Trois ans après #Jesuislà, le réalisateur de La Famille Bélier propose cette fois-ci un film au doux parfum estival sentant bon le sable chaud, la nostalgie et les grandes vacances. De quoi nous réchauffer le cœur et rappeler ces magiques et fugaces instants vécus par tant de vacanciers. À bien des égards, ces moments vus à travers un regard d’enfant ne peuvent que nous remémorer Le Grand chemin de Jean-Loup Hubert, film où l’espièglerie et l’inconscience de l’enfance se mélangent aux histoires d’adultes compliquées. Cet été-là ne parvient pas à égaler ce film, bien qu’il s’inscrive dans la même veine. Sans être parfaite, cette production reste sympathique et sans prétention. Porté par deux jeunes actrices fraîches et authentiques, le film d’Eric Lartigau nous replonge gentiment dans une période enfantine, où le caractère se construit, où les enfants voient le monde d’une manière atypique et décalée. Sous ses airs de vacances où l’odeur florale complète celui de la mer, Cet été-là arrive difficilement à interroger sur la nature des relations filiales et sur un modèle familial déséquilibré.

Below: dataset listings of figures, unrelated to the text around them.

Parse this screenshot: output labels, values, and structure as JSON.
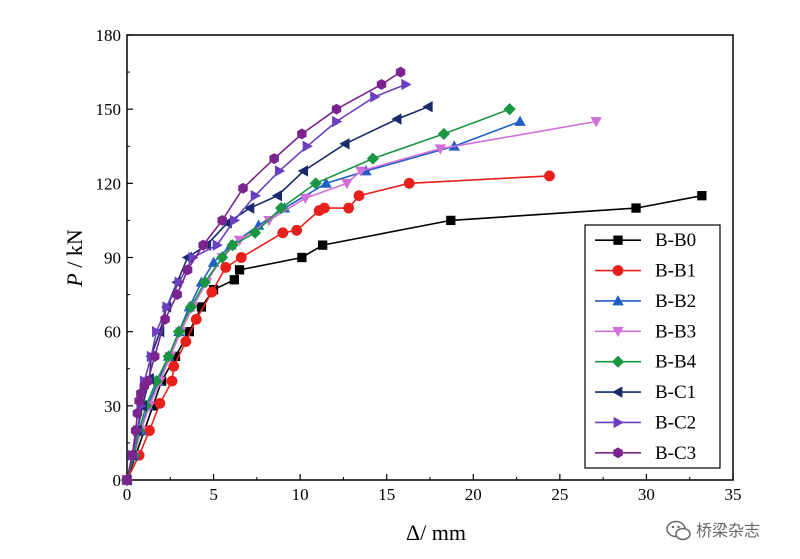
{
  "chart_data": {
    "type": "line",
    "title": "",
    "xlabel": "Δ/ mm",
    "ylabel_italic": "P",
    "ylabel_rest": " / kN",
    "xlim": [
      0,
      35
    ],
    "ylim": [
      0,
      180
    ],
    "xticks": [
      0,
      5,
      10,
      15,
      20,
      25,
      30,
      35
    ],
    "yticks": [
      0,
      30,
      60,
      90,
      120,
      150,
      180
    ],
    "grid": false,
    "legend_position": "right",
    "series": [
      {
        "name": "B-B0",
        "color": "#000000",
        "marker": "square",
        "points": [
          [
            0,
            0
          ],
          [
            0.5,
            10
          ],
          [
            1,
            20
          ],
          [
            1.5,
            30
          ],
          [
            2,
            40
          ],
          [
            2.8,
            50
          ],
          [
            3.6,
            60
          ],
          [
            4.3,
            70
          ],
          [
            5,
            77
          ],
          [
            6.2,
            81
          ],
          [
            6.5,
            85
          ],
          [
            10.1,
            90
          ],
          [
            11.3,
            95
          ],
          [
            18.7,
            105
          ],
          [
            29.4,
            110
          ],
          [
            33.2,
            115
          ]
        ]
      },
      {
        "name": "B-B1",
        "color": "#e8201c",
        "marker": "circle",
        "points": [
          [
            0,
            0
          ],
          [
            0.7,
            10
          ],
          [
            1.3,
            20
          ],
          [
            1.9,
            31
          ],
          [
            2.6,
            40
          ],
          [
            2.7,
            46
          ],
          [
            3.4,
            56
          ],
          [
            4,
            65
          ],
          [
            4.9,
            76
          ],
          [
            5.7,
            86
          ],
          [
            6.6,
            90
          ],
          [
            9,
            100
          ],
          [
            9.8,
            101
          ],
          [
            11.1,
            109
          ],
          [
            11.4,
            110
          ],
          [
            12.8,
            110
          ],
          [
            13.4,
            115
          ],
          [
            16.3,
            120
          ],
          [
            24.4,
            123
          ]
        ]
      },
      {
        "name": "B-B2",
        "color": "#1f5fc4",
        "marker": "triangle-up",
        "points": [
          [
            0,
            0
          ],
          [
            0.4,
            10
          ],
          [
            0.8,
            20
          ],
          [
            1.2,
            30
          ],
          [
            1.8,
            40
          ],
          [
            2.4,
            50
          ],
          [
            3,
            60
          ],
          [
            3.6,
            70
          ],
          [
            4.3,
            80
          ],
          [
            5,
            88
          ],
          [
            6,
            95
          ],
          [
            7.6,
            103
          ],
          [
            9.1,
            110
          ],
          [
            11.5,
            120
          ],
          [
            13.8,
            125
          ],
          [
            18.9,
            135
          ],
          [
            22.7,
            145
          ]
        ]
      },
      {
        "name": "B-B3",
        "color": "#d070d8",
        "marker": "triangle-down",
        "points": [
          [
            0,
            0
          ],
          [
            0.4,
            10
          ],
          [
            0.8,
            20
          ],
          [
            1.3,
            30
          ],
          [
            1.9,
            40
          ],
          [
            2.5,
            50
          ],
          [
            3.1,
            60
          ],
          [
            3.8,
            70
          ],
          [
            4.6,
            80
          ],
          [
            5.5,
            90
          ],
          [
            6.5,
            97
          ],
          [
            8.2,
            105
          ],
          [
            10.3,
            114
          ],
          [
            12.7,
            120
          ],
          [
            13.5,
            125
          ],
          [
            18.1,
            134
          ],
          [
            27.1,
            145
          ]
        ]
      },
      {
        "name": "B-B4",
        "color": "#1a9642",
        "marker": "diamond",
        "points": [
          [
            0,
            0
          ],
          [
            0.4,
            10
          ],
          [
            0.7,
            20
          ],
          [
            1.1,
            30
          ],
          [
            1.7,
            40
          ],
          [
            2.4,
            50
          ],
          [
            3,
            60
          ],
          [
            3.7,
            70
          ],
          [
            4.5,
            80
          ],
          [
            5.5,
            90
          ],
          [
            6.1,
            95
          ],
          [
            7.4,
            100
          ],
          [
            8.9,
            110
          ],
          [
            10.9,
            120
          ],
          [
            14.2,
            130
          ],
          [
            18.3,
            140
          ],
          [
            22.1,
            150
          ]
        ]
      },
      {
        "name": "B-C1",
        "color": "#1a2a6c",
        "marker": "triangle-left",
        "points": [
          [
            0,
            0
          ],
          [
            0.3,
            10
          ],
          [
            0.6,
            20
          ],
          [
            0.9,
            30
          ],
          [
            1.3,
            41
          ],
          [
            1.4,
            50
          ],
          [
            1.9,
            60
          ],
          [
            2.3,
            70
          ],
          [
            2.9,
            80
          ],
          [
            3.5,
            90
          ],
          [
            4.6,
            95
          ],
          [
            5.8,
            104
          ],
          [
            7.1,
            110
          ],
          [
            8.7,
            115
          ],
          [
            10.2,
            125
          ],
          [
            12.6,
            136
          ],
          [
            15.6,
            146
          ],
          [
            17.4,
            151
          ]
        ]
      },
      {
        "name": "B-C2",
        "color": "#6a3fc0",
        "marker": "triangle-right",
        "points": [
          [
            0,
            0
          ],
          [
            0.3,
            10
          ],
          [
            0.6,
            20
          ],
          [
            0.8,
            30
          ],
          [
            1,
            40
          ],
          [
            1.4,
            50
          ],
          [
            1.7,
            60
          ],
          [
            2.3,
            70
          ],
          [
            3,
            80
          ],
          [
            3.8,
            90
          ],
          [
            5.2,
            95
          ],
          [
            6.2,
            105
          ],
          [
            7.4,
            115
          ],
          [
            8.8,
            125
          ],
          [
            10.4,
            135
          ],
          [
            12.1,
            145
          ],
          [
            14.3,
            155
          ],
          [
            16.1,
            160
          ]
        ]
      },
      {
        "name": "B-C3",
        "color": "#7b2490",
        "marker": "hexagon",
        "points": [
          [
            0,
            0
          ],
          [
            0.3,
            10
          ],
          [
            0.5,
            20
          ],
          [
            0.6,
            27
          ],
          [
            0.7,
            32
          ],
          [
            0.8,
            35
          ],
          [
            1,
            38
          ],
          [
            1.2,
            40
          ],
          [
            1.6,
            50
          ],
          [
            2.2,
            65
          ],
          [
            2.9,
            75
          ],
          [
            3.5,
            85
          ],
          [
            4.4,
            95
          ],
          [
            5.5,
            105
          ],
          [
            6.7,
            118
          ],
          [
            8.5,
            130
          ],
          [
            10.1,
            140
          ],
          [
            12.1,
            150
          ],
          [
            14.7,
            160
          ],
          [
            15.8,
            165
          ]
        ]
      }
    ]
  },
  "watermark": {
    "text": "桥梁杂志",
    "icon": "wechat-icon"
  }
}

Dune nous raconte ses vacances, son séjour dans un camping, une atmosphère estivale touchée par un désordre familial. Avec sa copine Mathilde, elle s’amuse, observe, apprend, analyse, filme des moments qui resteront dans sa mémoire d’adolescente.

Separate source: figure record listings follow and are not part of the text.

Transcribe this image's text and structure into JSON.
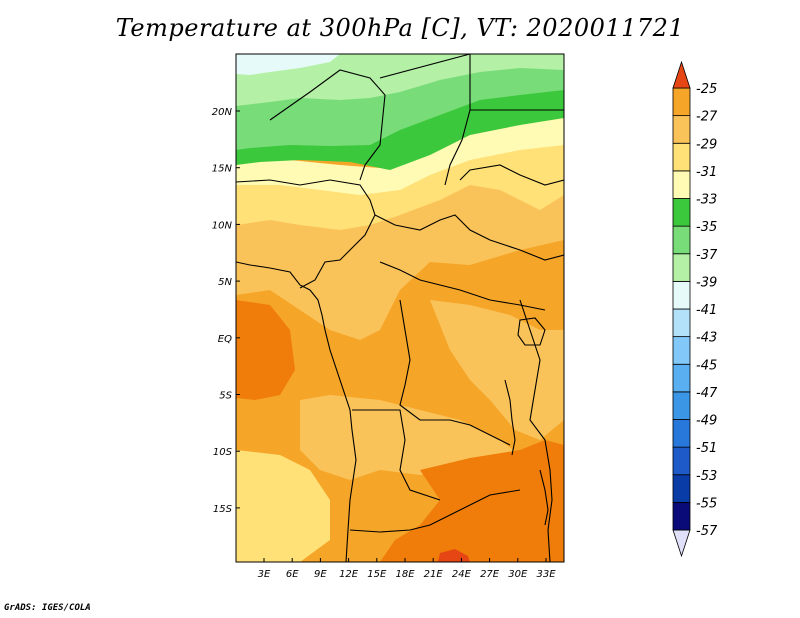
{
  "title": "Temperature at 300hPa [C], VT: 2020011721",
  "credit": "GrADS: IGES/COLA",
  "map": {
    "lon_labels": [
      "3E",
      "6E",
      "9E",
      "12E",
      "15E",
      "18E",
      "21E",
      "24E",
      "27E",
      "30E",
      "33E"
    ],
    "lat_labels": [
      "20N",
      "15N",
      "10N",
      "5N",
      "EQ",
      "5S",
      "10S",
      "15S"
    ]
  },
  "colorbar": {
    "labels": [
      "-25",
      "-27",
      "-29",
      "-31",
      "-33",
      "-35",
      "-37",
      "-39",
      "-41",
      "-43",
      "-45",
      "-47",
      "-49",
      "-51",
      "-53",
      "-55",
      "-57"
    ],
    "colors": [
      "#e0e0f8",
      "#0a0a78",
      "#0a3ca8",
      "#1e5ac8",
      "#2878dc",
      "#3c96e6",
      "#5aaff0",
      "#82c8f8",
      "#b4e1fa",
      "#e6fafa",
      "#b4f0a5",
      "#78dc78",
      "#3cc83c",
      "#fffab4",
      "#ffe178",
      "#fac35a",
      "#f5a528",
      "#f07d0a",
      "#e64614"
    ]
  },
  "color_key": {
    "green_light": "#b4f0a5",
    "green_mid": "#78dc78",
    "green_dark": "#3cc83c",
    "cyan_pale": "#e6fafa",
    "yellow_pale": "#fffab4",
    "yellow": "#ffe178",
    "orange_light": "#fac35a",
    "orange": "#f5a528",
    "orange_dark": "#f07d0a",
    "red_orange": "#e64614"
  }
}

L’œuvre adopte le point de vue de Dune, jeune fille âgée de 11 ans, s’apprêtant à partir en séjour avec ses parents. Accompagnée par un caméscope avec lequel elle se filme notamment les pieds après une séance de natation, nous comprenons immédiatement que sa vision servira de principal élément narratif pour développer le récit.

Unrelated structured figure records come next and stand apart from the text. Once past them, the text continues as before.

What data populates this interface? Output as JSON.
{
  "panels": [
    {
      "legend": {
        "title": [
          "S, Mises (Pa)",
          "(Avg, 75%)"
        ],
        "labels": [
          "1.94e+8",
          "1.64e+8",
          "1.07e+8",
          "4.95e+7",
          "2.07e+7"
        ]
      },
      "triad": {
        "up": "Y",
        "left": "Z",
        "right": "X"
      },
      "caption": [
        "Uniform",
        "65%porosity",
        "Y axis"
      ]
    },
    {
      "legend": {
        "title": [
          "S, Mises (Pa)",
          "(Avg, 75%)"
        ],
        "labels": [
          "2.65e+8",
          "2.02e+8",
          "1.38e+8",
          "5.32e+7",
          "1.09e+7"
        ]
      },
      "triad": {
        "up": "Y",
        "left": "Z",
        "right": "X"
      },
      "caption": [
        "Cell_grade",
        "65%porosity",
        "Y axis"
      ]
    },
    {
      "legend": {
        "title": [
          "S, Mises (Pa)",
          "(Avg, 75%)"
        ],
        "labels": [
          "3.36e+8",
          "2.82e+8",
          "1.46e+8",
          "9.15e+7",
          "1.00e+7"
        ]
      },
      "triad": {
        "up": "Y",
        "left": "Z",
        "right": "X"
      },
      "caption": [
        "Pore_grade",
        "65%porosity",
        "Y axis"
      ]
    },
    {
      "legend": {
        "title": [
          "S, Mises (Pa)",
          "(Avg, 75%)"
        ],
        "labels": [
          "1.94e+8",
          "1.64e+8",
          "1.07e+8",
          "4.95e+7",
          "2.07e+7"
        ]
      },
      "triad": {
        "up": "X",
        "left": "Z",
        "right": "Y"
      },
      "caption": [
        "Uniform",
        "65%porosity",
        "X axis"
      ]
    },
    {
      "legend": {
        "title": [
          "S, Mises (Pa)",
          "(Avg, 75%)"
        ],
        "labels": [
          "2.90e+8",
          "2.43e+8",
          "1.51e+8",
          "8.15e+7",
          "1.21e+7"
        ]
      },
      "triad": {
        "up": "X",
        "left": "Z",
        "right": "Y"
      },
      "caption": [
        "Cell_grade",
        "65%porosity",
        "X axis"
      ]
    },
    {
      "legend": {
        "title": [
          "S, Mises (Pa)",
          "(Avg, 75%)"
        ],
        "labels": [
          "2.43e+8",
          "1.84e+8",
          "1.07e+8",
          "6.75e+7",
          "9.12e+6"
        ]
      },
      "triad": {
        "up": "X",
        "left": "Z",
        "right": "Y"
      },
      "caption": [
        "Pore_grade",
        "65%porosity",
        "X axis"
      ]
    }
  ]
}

Seulement, la fin de l’année scolaire et l’arrivée si attendue des grandes vacances, synonymes de détente ou de retrouvailles, ne semble pas la réjouir, et ce à juste titre. En effet, la famille de Dune retourne dans cette location saisonnière, deux ans après leur précédent séjour, avec l’espoir de retrouver une union familiale perdue suite à une longue période marquée par les discordes et les tensions. Eric Lartigau plante tout de suite le décor, en nous montrant des parents remplis d’une fausse joie, tentant de recoller les morceaux, et une jeune fille peu satisfaite à l’idée de partir en vacances dans ce contexte. À l’aide d’une seule scène dans la voiture les menant jusqu’à ce camping, le metteur en scène décrit une ambiance légèrement délétère, contraire aux humeurs estivales. Le bonheur des loisirs estivaux s’éclipse face à ce sentiment que Cet été-là ne sera pas comme les autres. Le personnage de Dune, interprété par Rose Pou Pellicer, reste l’archétype de la préadolescente désireuse d’une relative indépendance vis-à-vis de ses parents. Cependant, sa vision permet d’étayer le thème du passage à l’âge adulte, rebattu dans d’autres films. Bien que déjà traité, ce sujet bénéficie ici d’un regard frais sur les comportements des adultes. Dune égratigne les attitudes de ses parents, avec lesquelles elle entretient des rapports plus que distants, mais se trouve plus critique envers ce petit monde de saisonniers ouvert aux plaisirs sexuels. Avec son acolyte Mathilde, 9 ans, elle forme un duo savoureux s’interrogeant, non sans drôlerie, sur la question de l’amitié, du sexe, des relations. Eric Lartigau utilise ce binôme pour railler ce passage charnière, avec plus ou moins de subtilité. En effet, certaines blagues pourraient être considérées comme impertinentes, irrévérencieuses. En tout cas, l’entendre dans la bouche d’enfants un peu naïfs produit un effet comique. Joué par Juliette Havelange, Mathilde apporte une touche enfantine face à cette Dune qui s’éloigne progressivement de cet univers-là pour rentrer dans celui de l’adolescence. Cette association piquante est à peu de choses près identique à celle que nous pouvons voir dans Le Grand chemin, où les petits s’amusent à se moquer ouvertement des grands.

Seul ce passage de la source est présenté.